A preocupação do comandante precipitou o desespero entre comissários e passageiros. Sondenheimer também tentou abrir a porta por meio de um código, mas, por estar fechada por dentro, sua tentativa foi inútil. Em uma última ação desesperada, ele até tentou usar um objeto para golpear a porta, que não cedeu. Em uma questão de minutos, o Germanwings saiu de sua altitude de cruzeiro para explodir contra as montanhas.
Porta à prova de balas
Sistemas que travam a porta da cabine de aviões existem desde a década de 1980, mas depois dos ataques de 11 de Setembro, as agências reguladoras intensificaram as regras de proteção dos pilotos, alvos dos atentados de 2001.
Até então, era possível visitar a cabine de comando durante o voo. Então, os pilotos dos quatro aviões sequestrados por terroristas foram rendidos e as aeronaves redirecionadas para alvos como o World Trade Center e o Pentágono.
No caso do Germanwings 9525, o Airbus A320 conta com um botão no painel que o piloto pode acionar para trancar a porta. Caso ele esteja na posição “lock”, não é possível ter acesso à cabine nem mesmo com a senha de acesso. Esse dispositivo serve para que nenhum potencial sequestrador tenha acesso aos comandos, mesmo que faça um membro da tripulação digitar a senha sob coação.
Além disso, a porta que separa o cockpit da área dos passageiros é resistente a tiros e até à explosão de uma granada.
Depois da tragédia da Germanwings, foi recomendado que as companhias aéreas exigissem a presença de duas pessoas na cabine de pilotagem a todo momento – que um comissário, por exemplo, permanecesse lá dentro durante a ausência de um dos pilotos.
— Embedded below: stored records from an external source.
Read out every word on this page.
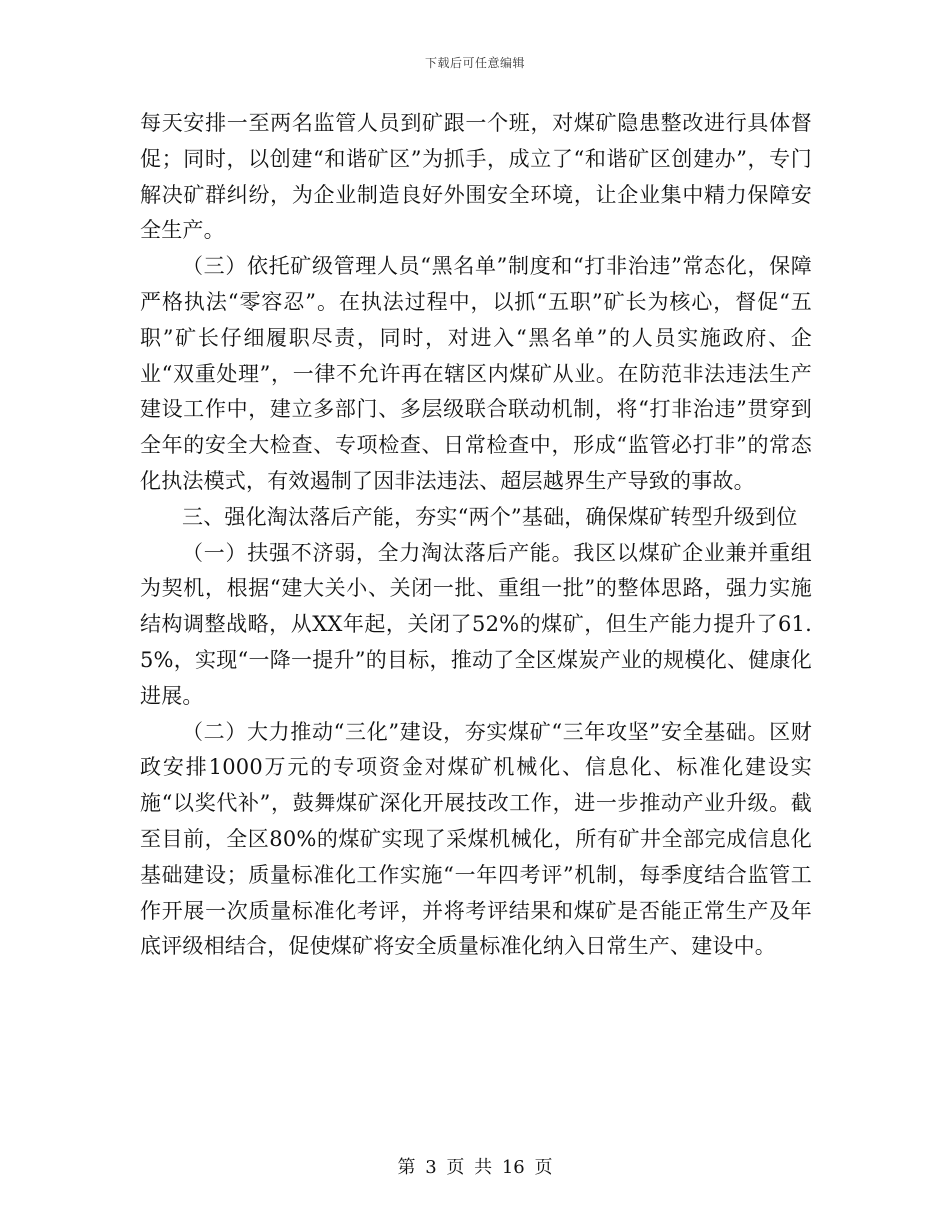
下载后可任意编辑

每天安排一至两名监管人员到矿跟一个班，对煤矿隐患整改进行具体督促；同时，以创建“和谐矿区”为抓手，成立了“和谐矿区创建办”，专门解决矿群纠纷，为企业制造良好外围安全环境，让企业集中精力保障安全生产。

（三）依托矿级管理人员“黑名单”制度和“打非治违”常态化，保障严格执法“零容忍”。在执法过程中，以抓“五职”矿长为核心，督促“五职”矿长仔细履职尽责，同时，对进入“黑名单”的人员实施政府、企业“双重处理”，一律不允许再在辖区内煤矿从业。在防范非法违法生产建设工作中，建立多部门、多层级联合联动机制，将“打非治违”贯穿到全年的安全大检查、专项检查、日常检查中，形成“监管必打非”的常态化执法模式，有效遏制了因非法违法、超层越界生产导致的事故。

三、强化淘汰落后产能，夯实“两个”基础，确保煤矿转型升级到位

（一）扶强不济弱，全力淘汰落后产能。我区以煤矿企业兼并重组为契机，根据“建大关小、关闭一批、重组一批”的整体思路，强力实施结构调整战略，从XX年起，关闭了52%的煤矿，但生产能力提升了61.5%，实现“一降一提升”的目标，推动了全区煤炭产业的规模化、健康化进展。

（二）大力推动“三化”建设，夯实煤矿“三年攻坚”安全基础。区财政安排1000万元的专项资金对煤矿机械化、信息化、标准化建设实施“以奖代补”，鼓舞煤矿深化开展技改工作，进一步推动产业升级。截至目前，全区80%的煤矿实现了采煤机械化，所有矿井全部完成信息化基础建设；质量标准化工作实施“一年四考评”机制，每季度结合监管工作开展一次质量标准化考评，并将考评结果和煤矿是否能正常生产及年底评级相结合，促使煤矿将安全质量标准化纳入日常生产、建设中。

第 3 页 共 16 页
Exames psicológicos de pilotos também se tornaram mais frequentes e rígidos. O CEO da Lufthansa, Carsten Spohr, propôs na época a flexibilização das regras de confidencialidade entre médico e paciente em determinados casos, como de pilotos de aviação.
Veja imagens do local do acidente com o avião da Germanwings
Questionamento
A família de Andreas Lubitz contesta as conclusões da investigação oficial do BEA.
Um relatório produzido a pedido do pai de Andreas pelo jornalista especializado Tim van Beveren afirma que a respiração de Lubitz indicaria perda de consciência, e que a perda de altitude se deu por um problema que já havia sido relatado antes em aeronaves A320. Uma outra falha também teria trancado a cabine por dentro.
Críticos dessa teoria apontam a improbabilidade da conjunção de fatores, que precisariam ocorrer quase ao mesmo tempo, justamente na ausência do comandante.